O PM aposentado também sacou outros R$ 900 mil no período de 12 anos. Os promotores afirmam que parte desse valor também pode se referir a depósitos de assessores cuja identificação não foi possível.
Todo o dinheiro vivo do esquema, segundo o MP-RJ, pode ter sido usado para pagar despesas pessoais de Flávio Bolsonaro. O senador quitou boletos escolares e de plano de saúde com recursos em espécie ao longo de cinco anos. Os investigadores conseguiram identificar que Queiroz foi o responsável pelo pagamento em ao menos uma oportunidade, em outubro de 2018.
Em entrevista ao jornal O Globo, o senador reconheceu que seu ex-assessor pagava em algumas ocasiões suas contas pessoais, mas com seu dinheiro e de origem lícita. O MP-RJ, porém, não identificou saques compatíveis com o pagamentos dos boletos nas contas bancárias do filho do presidente.
Este não é o primeiro episódio em que Bolsonaro é vinculado ao esquema da suposta “rachadinha” do filho na Assembleia.

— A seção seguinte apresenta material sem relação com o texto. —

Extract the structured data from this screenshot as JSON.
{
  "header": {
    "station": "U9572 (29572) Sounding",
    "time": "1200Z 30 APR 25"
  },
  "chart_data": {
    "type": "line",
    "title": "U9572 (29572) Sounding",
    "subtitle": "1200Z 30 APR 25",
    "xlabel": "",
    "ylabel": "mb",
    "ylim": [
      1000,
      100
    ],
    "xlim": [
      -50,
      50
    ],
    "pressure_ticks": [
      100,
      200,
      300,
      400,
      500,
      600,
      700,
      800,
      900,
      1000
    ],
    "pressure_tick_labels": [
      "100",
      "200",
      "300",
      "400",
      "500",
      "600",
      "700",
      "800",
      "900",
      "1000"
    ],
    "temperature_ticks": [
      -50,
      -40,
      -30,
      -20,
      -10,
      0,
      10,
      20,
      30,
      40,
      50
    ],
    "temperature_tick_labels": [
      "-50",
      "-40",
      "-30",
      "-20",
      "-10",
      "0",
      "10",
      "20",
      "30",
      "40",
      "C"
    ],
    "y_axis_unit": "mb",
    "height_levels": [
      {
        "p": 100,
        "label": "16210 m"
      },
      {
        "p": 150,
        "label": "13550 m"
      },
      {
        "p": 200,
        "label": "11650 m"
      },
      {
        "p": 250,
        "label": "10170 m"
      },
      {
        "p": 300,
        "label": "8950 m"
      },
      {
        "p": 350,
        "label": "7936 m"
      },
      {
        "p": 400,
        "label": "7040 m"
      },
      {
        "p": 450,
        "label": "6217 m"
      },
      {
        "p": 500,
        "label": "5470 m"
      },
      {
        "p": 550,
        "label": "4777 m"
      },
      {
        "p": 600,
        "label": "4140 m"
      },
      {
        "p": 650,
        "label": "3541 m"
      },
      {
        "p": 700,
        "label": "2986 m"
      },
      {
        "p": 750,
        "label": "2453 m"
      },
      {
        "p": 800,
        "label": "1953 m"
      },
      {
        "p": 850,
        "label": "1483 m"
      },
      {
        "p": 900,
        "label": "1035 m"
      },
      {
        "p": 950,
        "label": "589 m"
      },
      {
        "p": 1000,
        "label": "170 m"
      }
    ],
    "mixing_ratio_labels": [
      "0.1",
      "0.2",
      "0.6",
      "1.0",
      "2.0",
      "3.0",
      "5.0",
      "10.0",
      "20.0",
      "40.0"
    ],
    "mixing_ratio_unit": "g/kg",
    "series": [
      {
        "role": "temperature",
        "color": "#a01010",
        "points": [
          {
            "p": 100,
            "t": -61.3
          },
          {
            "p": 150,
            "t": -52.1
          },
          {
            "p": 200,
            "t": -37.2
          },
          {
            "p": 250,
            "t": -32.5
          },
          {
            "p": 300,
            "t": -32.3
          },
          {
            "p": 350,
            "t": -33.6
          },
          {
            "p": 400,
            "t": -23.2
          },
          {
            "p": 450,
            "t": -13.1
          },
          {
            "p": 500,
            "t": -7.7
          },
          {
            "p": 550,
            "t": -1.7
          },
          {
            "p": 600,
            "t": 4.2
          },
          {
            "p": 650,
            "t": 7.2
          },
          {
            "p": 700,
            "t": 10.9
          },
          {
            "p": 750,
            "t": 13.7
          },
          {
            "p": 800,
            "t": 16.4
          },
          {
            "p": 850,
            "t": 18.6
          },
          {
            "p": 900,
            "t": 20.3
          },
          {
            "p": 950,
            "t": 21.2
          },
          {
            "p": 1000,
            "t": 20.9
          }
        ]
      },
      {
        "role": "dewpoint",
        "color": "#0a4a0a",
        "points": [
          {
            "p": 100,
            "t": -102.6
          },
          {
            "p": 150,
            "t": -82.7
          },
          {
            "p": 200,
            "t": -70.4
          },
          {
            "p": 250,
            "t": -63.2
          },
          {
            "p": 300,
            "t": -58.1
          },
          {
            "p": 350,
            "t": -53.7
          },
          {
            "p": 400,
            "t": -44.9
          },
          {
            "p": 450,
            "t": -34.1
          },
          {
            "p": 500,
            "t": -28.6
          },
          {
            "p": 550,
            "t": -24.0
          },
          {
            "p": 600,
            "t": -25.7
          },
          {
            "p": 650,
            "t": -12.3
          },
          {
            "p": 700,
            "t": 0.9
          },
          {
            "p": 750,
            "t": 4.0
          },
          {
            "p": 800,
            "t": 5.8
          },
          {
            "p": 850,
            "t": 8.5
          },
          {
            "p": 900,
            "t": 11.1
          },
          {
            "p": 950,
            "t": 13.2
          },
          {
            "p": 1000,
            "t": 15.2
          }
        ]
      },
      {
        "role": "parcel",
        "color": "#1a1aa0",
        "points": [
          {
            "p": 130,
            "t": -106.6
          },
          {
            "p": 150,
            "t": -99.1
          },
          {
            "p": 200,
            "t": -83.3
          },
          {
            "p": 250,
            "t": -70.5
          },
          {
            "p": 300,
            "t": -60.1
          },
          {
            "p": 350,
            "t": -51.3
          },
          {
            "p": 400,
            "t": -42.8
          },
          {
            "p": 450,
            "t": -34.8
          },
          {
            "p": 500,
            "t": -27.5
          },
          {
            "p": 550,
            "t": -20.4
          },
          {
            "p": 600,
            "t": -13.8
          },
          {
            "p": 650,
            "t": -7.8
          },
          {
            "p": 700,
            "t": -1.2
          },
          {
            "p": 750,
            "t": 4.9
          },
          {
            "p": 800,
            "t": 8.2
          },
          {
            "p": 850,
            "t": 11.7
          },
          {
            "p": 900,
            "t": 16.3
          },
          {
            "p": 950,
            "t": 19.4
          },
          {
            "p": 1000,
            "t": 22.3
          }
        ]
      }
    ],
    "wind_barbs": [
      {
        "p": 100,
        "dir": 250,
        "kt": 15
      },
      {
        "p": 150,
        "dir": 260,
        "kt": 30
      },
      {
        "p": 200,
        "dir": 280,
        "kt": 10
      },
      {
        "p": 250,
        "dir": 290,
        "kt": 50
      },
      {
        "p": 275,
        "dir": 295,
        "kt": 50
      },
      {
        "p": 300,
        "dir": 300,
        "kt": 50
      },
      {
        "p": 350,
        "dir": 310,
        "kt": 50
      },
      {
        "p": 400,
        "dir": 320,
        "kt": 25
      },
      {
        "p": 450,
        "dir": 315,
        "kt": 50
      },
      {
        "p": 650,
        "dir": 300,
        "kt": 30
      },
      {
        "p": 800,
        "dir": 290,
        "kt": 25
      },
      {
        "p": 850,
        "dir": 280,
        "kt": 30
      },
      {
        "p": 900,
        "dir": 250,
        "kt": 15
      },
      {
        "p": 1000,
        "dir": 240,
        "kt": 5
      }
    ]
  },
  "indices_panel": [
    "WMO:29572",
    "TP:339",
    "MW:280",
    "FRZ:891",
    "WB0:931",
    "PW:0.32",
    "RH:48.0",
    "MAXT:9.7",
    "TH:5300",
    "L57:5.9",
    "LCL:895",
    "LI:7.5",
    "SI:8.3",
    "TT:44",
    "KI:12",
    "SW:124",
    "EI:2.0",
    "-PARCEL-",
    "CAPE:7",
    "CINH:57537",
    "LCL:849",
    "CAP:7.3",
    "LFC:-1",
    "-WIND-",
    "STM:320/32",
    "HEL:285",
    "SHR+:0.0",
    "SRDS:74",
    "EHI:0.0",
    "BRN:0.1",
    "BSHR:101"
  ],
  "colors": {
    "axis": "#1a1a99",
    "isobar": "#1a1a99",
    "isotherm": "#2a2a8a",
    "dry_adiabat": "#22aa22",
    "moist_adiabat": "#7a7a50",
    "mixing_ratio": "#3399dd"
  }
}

A primeira-dama Michelle Bolsonaro recebeu 27 cheques de Queiroz e sua mulher, Márcia, que somam R$ 89 mil. Os repasses ocorreram em dois períodos: o primeiro entre janeiro de 2011 e abril de 2013, e o segundo em 2016.
O valor supera os R$ 24 mil identificados no relatório do Coaf, pivô da investigação contra Flávio, bem como os R$ 40 mil descritos pelo presidente após a revelação do caso.
Queiroz foi preso em junho em Atibaia (interior de São Paulo), em um imóvel do advogado Frederick Wassef, então responsável pelas defesas de Flávio e do presidente.
Em 10 de julho, Queiroz deixou o Complexo Penitenciário de Gericinó, no Rio, para cumprir prisão domiciliar. O presidente do STJ (Superior Tribunal de Justiça), João Otávio de Noronha, concedeu o benefício a pedido da defesa.